It is not too late to give Dad the perfect gift on this special day.
You've done well if you have already bought him golf balls or a summer shirt or tools that you can borrow, break and never tell him. Again.
Dads never have enough golf balls.
Or shirts that fit right. Not too baggy or too tight. Dad shirts. Untucked. Stick to solids.
But if you're still undecided, well, you don't need to borrow Dad's debit card to buy him a last-minute present because what he really wants this Father's Day won't cost you, or him, a penny.
Give Dad the Eddie Haskell Gift this Father's Day.
Eddie Haskell was Wally Cleaver's suck-up friend on the old "Leave It To Beaver " TV show. Eddie always had an overly kind word for Wally's mom and dad. Today is the one day of the year you can give Dad the Eddie Haskell Gift and get away with it.
No winks or grins.
Say it like you mean it, even if you're exaggerating a bit.
Here are examples of Eddie Haskell-like things you can say to Dad today and make him feel good about himself and fatherhood:
"Wow, Dad. Are you losing weight? You look great in those new shorts! "
"Hey, Dad. I saw a guy who said he went to high school with you.

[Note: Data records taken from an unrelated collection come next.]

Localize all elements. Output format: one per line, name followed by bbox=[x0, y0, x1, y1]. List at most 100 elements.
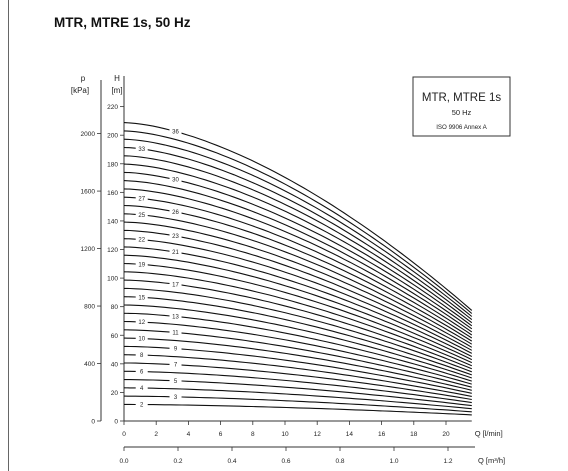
q-m3h-axis-tick-label: 1.2 bbox=[443, 458, 452, 465]
curve-27-stages bbox=[123, 196, 473, 339]
h-axis-tick-label: 200 bbox=[107, 133, 118, 140]
curve-22-stages bbox=[123, 238, 473, 354]
curve-15-stages bbox=[123, 296, 472, 376]
h-axis-tick-label: 40 bbox=[111, 361, 119, 368]
curve-24-stages bbox=[123, 221, 473, 348]
curve-label-33: 33 bbox=[138, 147, 145, 153]
legend-box-standard: ISO 9906 Annex A bbox=[436, 124, 487, 131]
curve-label-7: 7 bbox=[174, 363, 178, 369]
p-axis-tick-label: 2000 bbox=[81, 131, 96, 138]
curve-label-bg bbox=[135, 259, 148, 268]
q-axis-tick-label: 12 bbox=[314, 431, 322, 438]
h-axis-label: H bbox=[114, 74, 120, 83]
curve-6-stages bbox=[124, 370, 472, 404]
curve-label-bg bbox=[135, 193, 148, 202]
p-axis-tick-label: 1200 bbox=[81, 246, 96, 253]
curve-label-3: 3 bbox=[174, 395, 178, 401]
q-m3h-axis-tick-label: 0.8 bbox=[335, 458, 344, 465]
curve-label-2: 2 bbox=[140, 403, 144, 409]
p-axis-tick-label: 800 bbox=[84, 304, 95, 311]
curve-label-13: 13 bbox=[172, 314, 179, 320]
curve-label-25: 25 bbox=[138, 213, 145, 219]
q-m3h-axis-tick-label: 0.4 bbox=[227, 458, 236, 465]
p-axis-tick-label: 0 bbox=[91, 419, 95, 426]
h-axis-tick-label: 20 bbox=[111, 390, 119, 397]
p-axis-unit: [kPa] bbox=[71, 86, 89, 95]
curve-14-stages bbox=[123, 304, 472, 379]
curve-18-stages bbox=[123, 271, 473, 367]
h-axis-tick-label: 160 bbox=[107, 190, 118, 197]
curve-32-stages bbox=[123, 155, 473, 324]
curve-5-stages bbox=[124, 379, 472, 407]
q-axis-tick-label: 16 bbox=[378, 431, 386, 438]
h-axis-tick-label: 120 bbox=[107, 247, 118, 254]
legend-box bbox=[412, 76, 511, 137]
curve-label-bg bbox=[169, 231, 182, 240]
curve-label-12: 12 bbox=[138, 320, 145, 326]
q-axis-tick-label: 20 bbox=[442, 431, 450, 438]
curve-36-stages bbox=[123, 122, 473, 311]
q-axis-tick-label: 2 bbox=[154, 431, 158, 438]
curve-10-stages bbox=[123, 337, 472, 391]
curve-34-stages bbox=[123, 138, 473, 317]
curve-label-22: 22 bbox=[138, 238, 145, 244]
curve-label-bg bbox=[169, 279, 182, 288]
curve-35-stages bbox=[123, 130, 473, 314]
q-axis-unit: Q [l/min] bbox=[475, 429, 503, 438]
curve-label-30: 30 bbox=[172, 178, 179, 184]
q-axis-tick-label: 4 bbox=[187, 431, 191, 438]
curve-9-stages bbox=[123, 345, 472, 394]
q-axis-tick-label: 14 bbox=[346, 431, 354, 438]
curve-label-bg bbox=[135, 210, 148, 219]
curve-label-bg bbox=[135, 317, 148, 326]
curve-label-21: 21 bbox=[172, 250, 179, 256]
curve-label-bg bbox=[135, 235, 148, 244]
curve-label-27: 27 bbox=[138, 196, 145, 202]
q-m3h-axis-unit: Q [m³/h] bbox=[478, 456, 505, 465]
q-m3h-axis-tick-label: 0.0 bbox=[119, 458, 128, 465]
q-m3h-axis-tick-label: 1.0 bbox=[389, 458, 398, 465]
curve-4-stages bbox=[123, 387, 472, 410]
h-axis-tick-label: 60 bbox=[111, 333, 119, 340]
window-left-border bbox=[8, 0, 9, 471]
curve-21-stages bbox=[123, 246, 473, 357]
p-axis-tick-label: 400 bbox=[84, 361, 95, 368]
curve-label-bg bbox=[135, 350, 148, 359]
legend-box-frequency: 50 Hz bbox=[452, 108, 472, 117]
curve-label-bg bbox=[135, 400, 148, 409]
curve-label-bg bbox=[169, 247, 182, 256]
legend-box-title: MTR, MTRE 1s bbox=[422, 92, 501, 104]
curve-label-17: 17 bbox=[172, 282, 179, 288]
curve-label-26: 26 bbox=[172, 210, 179, 216]
curve-label-15: 15 bbox=[138, 295, 145, 301]
curve-label-bg bbox=[169, 328, 182, 337]
p-axis-label: p bbox=[81, 74, 86, 83]
q-m3h-axis-tick-label: 0.6 bbox=[281, 458, 290, 465]
curve-label-bg bbox=[169, 392, 182, 401]
curve-12-stages bbox=[123, 320, 472, 385]
curve-label-bg bbox=[135, 334, 148, 343]
curve-2-stages bbox=[124, 403, 472, 416]
p-axis-tick-label: 1600 bbox=[81, 189, 96, 196]
h-axis-tick-label: 180 bbox=[107, 161, 118, 168]
curve-33-stages bbox=[123, 146, 473, 321]
curve-label-9: 9 bbox=[174, 347, 178, 353]
curve-19-stages bbox=[123, 262, 473, 364]
curve-label-5: 5 bbox=[174, 379, 178, 385]
h-axis-tick-label: 140 bbox=[107, 218, 118, 225]
q-axis-tick-label: 10 bbox=[281, 431, 289, 438]
h-axis-tick-label: 80 bbox=[111, 304, 119, 311]
curve-label-36: 36 bbox=[172, 129, 179, 135]
curve-31-stages bbox=[123, 163, 473, 327]
curve-16-stages bbox=[123, 287, 472, 373]
curve-label-bg bbox=[169, 360, 182, 369]
curve-30-stages bbox=[123, 171, 473, 330]
page-title: MTR, MTRE 1s, 50 Hz bbox=[54, 15, 191, 30]
curve-11-stages bbox=[123, 329, 472, 388]
curve-label-8: 8 bbox=[140, 353, 144, 359]
h-axis-tick-label: 0 bbox=[114, 419, 118, 426]
h-axis-tick-label: 100 bbox=[107, 276, 118, 283]
curve-23-stages bbox=[123, 229, 473, 351]
curve-label-bg bbox=[169, 311, 182, 320]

He told me what a great athlete and ladies' man you were back in the day."
"Dad, are you and Mom really the same age? You look much younger."
"Dad. I am going to go write my essay for class now. It's on my heroes. Guess who I'm writing about?"

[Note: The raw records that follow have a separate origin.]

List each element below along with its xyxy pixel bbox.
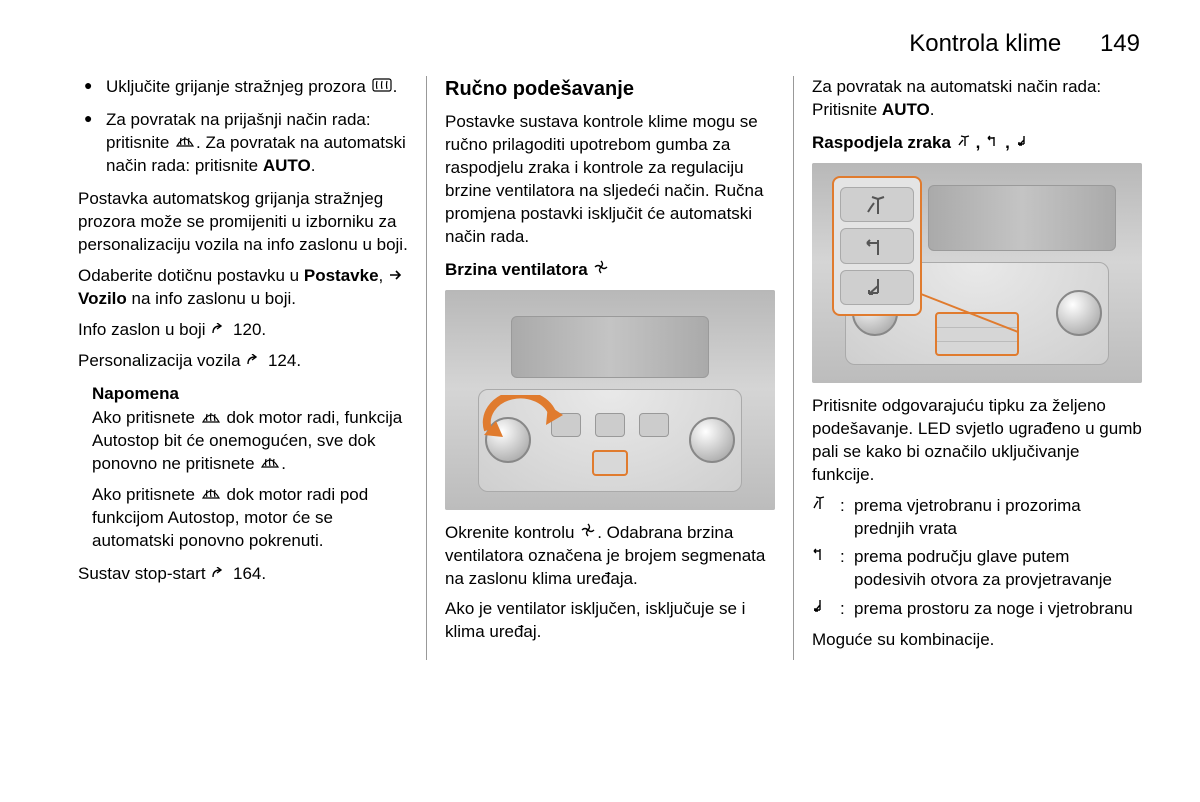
fan-icon [593,259,609,282]
figure-overlay-panel [832,176,922,316]
front-defog-icon [201,484,221,507]
manual-page: Kontrola klime 149 Uključite grijanje st… [0,0,1200,802]
text: Info zaslon u boji [78,320,210,339]
ref-arrow-icon [246,350,262,373]
settings-label: Postavke [304,266,379,285]
air-foot-icon [812,598,840,621]
section-heading: Ručno podešavanje [445,76,775,103]
rear-defog-icon [372,76,392,99]
figure-vents [928,185,1116,251]
figure-button [595,413,625,437]
auto-label: AUTO [882,100,930,119]
paragraph: Moguće su kombinacije. [812,629,1142,652]
sep: , [976,133,985,152]
definition-text: prema vjetrobranu i prozorima prednjih v… [854,495,1142,541]
list-text: . [393,77,398,96]
colon: : [840,598,854,621]
ref-number: 164. [228,564,266,583]
ref-arrow-icon [211,563,227,586]
text: Ako pritisnete [92,485,200,504]
note-block: Napomena Ako pritisnete dok motor radi, … [92,383,408,554]
note-paragraph: Ako pritisnete dok motor radi, funkcija … [92,407,408,476]
paragraph: Odaberite dotičnu postavku u Postavke, V… [78,265,408,311]
page-number: 149 [1100,30,1140,57]
figure-overlay-button [840,228,914,263]
figure-highlight-button [592,450,628,476]
arrow-right-icon [389,265,403,288]
list-item: Uključite grijanje stražnjeg prozora . [78,76,408,99]
figure-overlay-button [840,270,914,305]
subsection-heading: Raspodjela zraka , , [812,132,1142,155]
air-face-icon [986,132,1004,155]
fan-icon [580,522,596,545]
definition-text: prema prostoru za noge i vjetrobranu [854,598,1142,621]
air-windshield-icon [812,495,840,541]
paragraph: Pritisnite odgovarajuću tipku za željeno… [812,395,1142,487]
column-1: Uključite grijanje stražnjeg prozora . Z… [60,76,427,660]
column-2: Ručno podešavanje Postavke sustava kontr… [427,76,794,660]
paragraph: Ako je ventilator isključen, isključuje … [445,598,775,644]
list-text: Uključite grijanje stražnjeg prozora [106,77,371,96]
text: Odaberite dotičnu postavku u [78,266,304,285]
ref-number: 120. [228,320,266,339]
figure-button-row [551,413,670,437]
header-title: Kontrola klime [909,30,1061,57]
ref-arrow-icon [211,319,227,342]
paragraph: Info zaslon u boji 120. [78,319,408,342]
text: Sustav stop-start [78,564,210,583]
front-defog-icon [175,132,195,155]
page-header: Kontrola klime 149 [60,30,1160,58]
paragraph: Postavka automatskog grijanja stražnjeg … [78,188,408,257]
note-title: Napomena [92,383,408,406]
air-foot-icon [1016,132,1034,155]
figure-vents [511,316,709,378]
front-defog-icon [260,453,280,476]
list-text: . [311,156,316,175]
text: Personalizacija vozila [78,351,245,370]
text: . [281,454,286,473]
figure-button [639,413,669,437]
text: Za povratak na automatski način rada: Pr… [812,77,1101,119]
colon: : [840,546,854,592]
paragraph: Sustav stop-start 164. [78,563,408,586]
front-defog-icon [201,408,221,431]
definition-row: : prema prostoru za noge i vjetrobranu [812,598,1142,621]
air-windshield-icon [957,132,975,155]
definition-text: prema području glave putem podesivih otv… [854,546,1142,592]
colon: : [840,495,854,541]
air-foot-icon [862,276,892,298]
text: na info zaslonu u boji. [127,289,296,308]
definition-list: : prema vjetrobranu i prozorima prednjih… [812,495,1142,622]
note-paragraph: Ako pritisnete dok motor radi pod funkci… [92,484,408,553]
paragraph: Okrenite kontrolu . Odabrana brzina vent… [445,522,775,591]
text: Raspodjela zraka [812,133,956,152]
column-container: Uključite grijanje stražnjeg prozora . Z… [60,76,1160,660]
sep: , [1005,133,1014,152]
bullet-list: Uključite grijanje stražnjeg prozora . Z… [78,76,408,178]
text: Ako pritisnete [92,408,200,427]
vehicle-label: Vozilo [78,289,127,308]
text: Okrenite kontrolu [445,523,579,542]
column-3: Za povratak na automatski način rada: Pr… [794,76,1160,660]
text: . [930,100,935,119]
paragraph: Postavke sustava kontrole klime mogu se … [445,111,775,249]
paragraph: Personalizacija vozila 124. [78,350,408,373]
text: , [379,266,388,285]
paragraph: Za povratak na automatski način rada: Pr… [812,76,1142,122]
figure-rotate-arrow-icon [478,395,568,445]
ref-number: 124. [263,351,301,370]
figure-highlight-row [937,342,1017,355]
list-item: Za povratak na prijašnji način rada: pri… [78,109,408,178]
auto-label: AUTO [263,156,311,175]
figure-overlay-button [840,187,914,222]
text: Brzina ventilatora [445,260,592,279]
air-distribution-figure [812,163,1142,383]
air-face-icon [812,546,840,592]
subsection-heading: Brzina ventilatora [445,259,775,282]
fan-speed-figure [445,290,775,510]
air-windshield-icon [862,194,892,216]
definition-row: : prema području glave putem podesivih o… [812,546,1142,592]
definition-row: : prema vjetrobranu i prozorima prednjih… [812,495,1142,541]
air-face-icon [862,235,892,257]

"Please, please tell me that story again about how hard you have worked to get where you are in life. How nobody has ever given you anything for free in life. How kids today would not know a good day's work if it bit us in the butt while we were scratching it. I love that old story, especially when you tell it in front of my friends."
"Then tell us about your childhood, and playing sandlot baseball every day, and riding your bikes across town, and chasing down ice cream trucks after playing Kick-the-Can until the locusts hummed and street lights came on. I love that one."
"Do they still let players wear your old jersey number or did your alma mater retire it?"
"Dad, someday can you teach me to dance? You have such great rhythm."
"Tell me again about what Bob Gibson would do if he was pitching to hitters today who wear arm guards while batting."
"Go ahead. Take a nap. You deserve it because you work so hard. Snore as loud as you want. We can hear the game just fine from here."
"You should grow one of those soul patches under your lip. You'd look so tough and cool, like an actor."
"Come on, Dad. Teach me how to throw that Wiffle ball riser of yours again? It's unhittable."
"You know, Dad, you have been right all along. They just don't make music like they did in the 1970s."
"How do you play Indian ball anyway?"
"Mom is one lucky lady. You were a prize catch."
"Explain to me one more time: Why should Ted Simmons be in the Hall of Fame?"
"Dad, if you were not working so hard every day to support us, and could play golf every day, you'd be as good as those guys on TV."
"Your hair looks great. Less is more nowadays."
"I agree with you, Dad. "Freaks and Geeks" was the best TV show of all time that got cancelled after one season."
"Come on, Dad. Let's talk more politics and religion. I love it when you get so red-faced and your mouth starts to lather like Ol' Yeller. Shows your passion."
"Dad. stay just the way you are. Don't ever change. Please. YOU ARE PERFECT! You are my dad."